Solo exhibition.
La Maison des Arts, Aime-La-Plagne. 24th June – 5th August 2022.
THE OTHER SIDE OF THE MOUNTAIN is the title of a nursery rhyme. It is the story of a curious bear who sets out to climb a mountain to see all that there is to see. At the end of the song, the only thing that the bear discovers is the other side of the mountain. The children of course receive this song in all innocence, but there lies a humanist (even political) undercurrent, as mountains and rivers are often used as borders. In the end, the little bear, the hero of this story, discovers that everything is the same, that there is no fundamental difference…
The bear went over the mountain (repeat x3)
To see what he could see (repeat x3)
The bear went over the mountain (repeat x3)
To see what he could see
The other side of the mountain (repeat x3)
Was all that he could see (repeat x3)
The other side of the mountain (repeat x3)
Was all that he could see
David Michael Clarke was born and grew up on the south coast of England. When he was old enough to leave his parents home, he went to study at the Glasgow School of Art in Scotland. For the most part, it was a happy and productive time, but when he reached the age of thirty, his feet started itching again and he sensed that he had to set off once more in the search of something new … and so it was that in 1999, DMC (as he is often called) arrived in France with the same sense of curiosity as the bear.
« Curiosity is one of the most essential qualities for an artist. Without it, art wouldn’t exist. Curiosity is the motivation that drives us to go and look at something more closely. It leads us to observation, to the act of seeing. As an artist, before we start doing anything, we look at the world around us, and in so doing establish a point of view. »
Even though DMC states that he saw no fundamental difference, that there is good and bad everywhere, that people are basically the same, he did discover a plethora of cultural differences that had been built over time and manifest themselves today through language, literature, art and music.
DMC is a complex artist. He clearly has an interest in modern architecture and design. He says that he inherited this from his first art teacher, who told him about Le Corbusier. Later at art school he learnt about Fluxus and gradually became interested in performance and collective practices. On the one hand he defends a conceptual approach, meaning that he is for an art that questions art itself. On the other hand he will deny being a purist, saying that he is just as interested in other people and life in itself. DMC believes this central paradox to be fertile ground for making art, noting that it was first identified by Robert Filliou when he said,
« Art is what makes life more interesting than art. »
More recently we have seen other aspects emerge in DMC’s work, notably music, songs that he writes with his students or other artists that he meets as he travels, and drawings made on a computer using vector-graphic software.
In 2019, DMC was invited by the Foundation Facim to conceive B-ROADS, a smartphone application having the aim to introduce the baroque art of the Savoie region to a younger audience.

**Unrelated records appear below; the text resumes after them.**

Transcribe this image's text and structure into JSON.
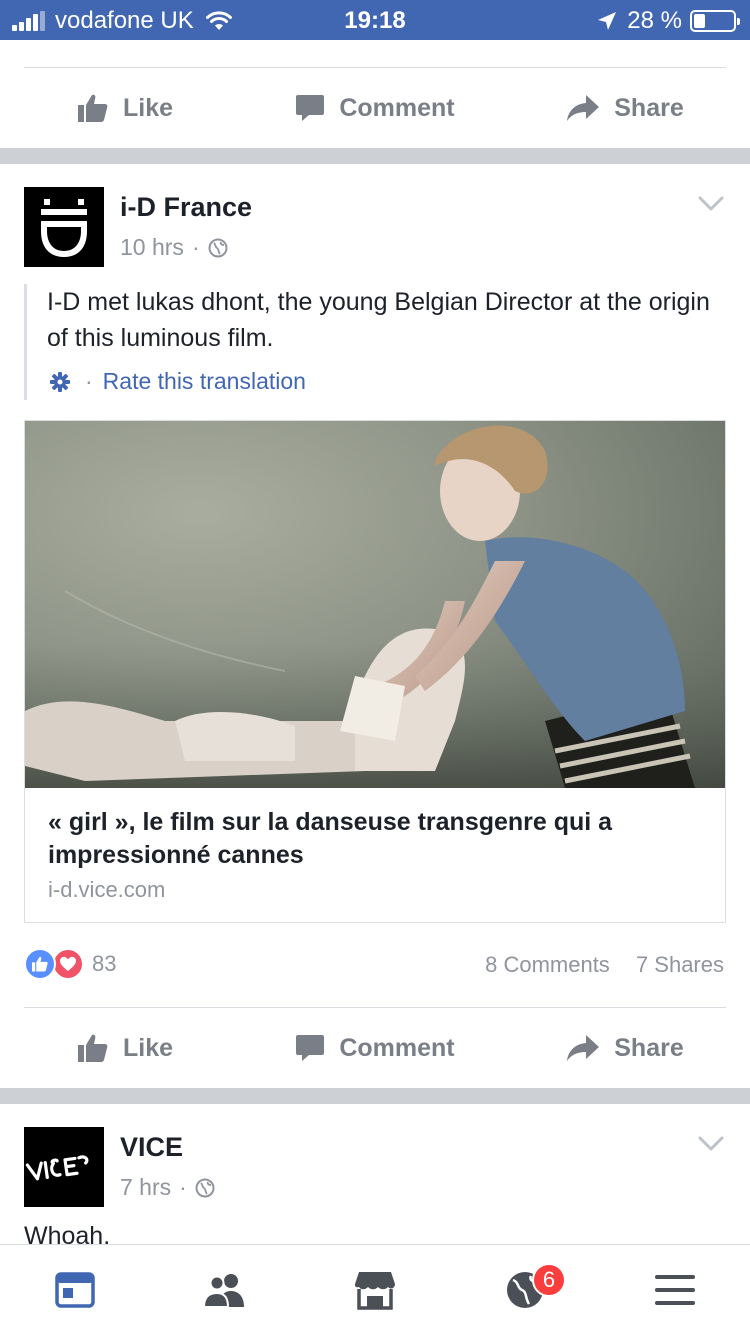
{
  "status_bar": {
    "carrier": "vodafone UK",
    "time": "19:18",
    "battery_percent": "28 %",
    "battery_level": 0.28
  },
  "top_actions": {
    "like": "Like",
    "comment": "Comment",
    "share": "Share"
  },
  "post": {
    "author": "i-D France",
    "time": "10 hrs",
    "meta_separator": "·",
    "text": "I-D met lukas dhont, the young Belgian Director at the origin of this luminous film.",
    "rate_separator": "·",
    "rate_translation": "Rate this translation",
    "link": {
      "title": "« girl », le film sur la danseuse transgenre qui a impressionné cannes",
      "domain": "i-d.vice.com"
    },
    "reaction_count": "83",
    "comments": "8 Comments",
    "shares": "7 Shares",
    "actions": {
      "like": "Like",
      "comment": "Comment",
      "share": "Share"
    }
  },
  "next_post": {
    "author": "VICE",
    "time": "7 hrs",
    "meta_separator": "·",
    "snippet": "Whoah."
  },
  "bottom_nav": {
    "notifications_badge": "6",
    "items": [
      "news-feed-icon",
      "friends-icon",
      "marketplace-icon",
      "notifications-globe-icon",
      "menu-icon"
    ]
  },
  "colors": {
    "brand": "#4267b2",
    "like_blue": "#5890ff",
    "love_red": "#f25268",
    "badge_red": "#fa3e3e",
    "muted": "#90949c"
  }
}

To research his subject he rode through the towns and villages of the Tarentaise valley on his motorbike and learnt about life in the Alps and the patron saints that have been evoked to protect the local people over the centuries. Many of the sculptures that can be (re)found in the churches of Aime, La Côte d’Aime Valezan, Macot and Landry have been included in this geo-localized application.
The images might have remained virtual, forever destined for the pocket screen. However for DMC, this exhibition seemed to be the fortuitous moment to print some of the images to see how they worked on a larger scale. Also if in designing application B-ROADS, DMC stuck to the baroque theme, he also wanted to seize the moment to break out of the constraints of the commande and mix up baroque iconography with images that come from other sides of life.
« I suppose I somewhat owe this approach to the artists of Pop Art, or New Realism as it is known in France. In the 1960’s, they really broke down cultural hierarchy. Today, artists don’t hesitate to try out new recipes. Lofty ideas are translated via commercial techniques. Throw-away ideas are meticulously laboured over by craftspeople. »
Thus as an exhibition, THE OTHER SIDE OF THE MOUNTAIN, can be seen as a sort of surreal dreamscape, where the baroque meets Brexit, pirates mingle with the pious, and Hitchcock revisits Helvetica.
Text : Marie-Laure Bazzani & David Michael Clarke.